For a while, they were going to bed at different times to avoid sex, each thinking the other was to blame. But when they began to talk, they realized they were both at fault. Jane says her sex drive had dropped because she was experiencing pain during intercourse and lacked a sense of overall well-being, and her husband had felt rejected. Once they stopped blaming each other and started communicating, they were able to take steps to recapture a satisfying sex life.

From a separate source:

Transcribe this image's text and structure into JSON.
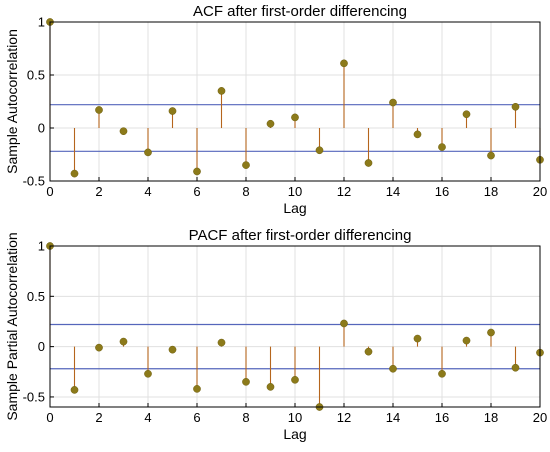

Jane says it took a lot of prodding to get her husband to read the educational materials she brought home to help him understand what she was going through, but he gradually became more supportive--and even began to share his own concerns about aging as they confronted her midlife transition together.

Jane cautions women against expecting too much from their husbands, however. “My husband isn’t going to sit and cry with me, and I’m not sure he needs to,” she says, noting that women can go to support groups for that kind of empathy. “It’s just nice to have him there and know he cares.”

She’s also grateful that he doesn’t seem to be threatened by the signs that she is emerging from her midlife passage with what anthropologist Margaret Mead called postmenopausal zest. “I’m so excited about the years to come,” Jane says. “I have a whole world out there that I haven’t explored. Five years ago, I felt I had missed my chance. Now I feel it’s out there waiting.”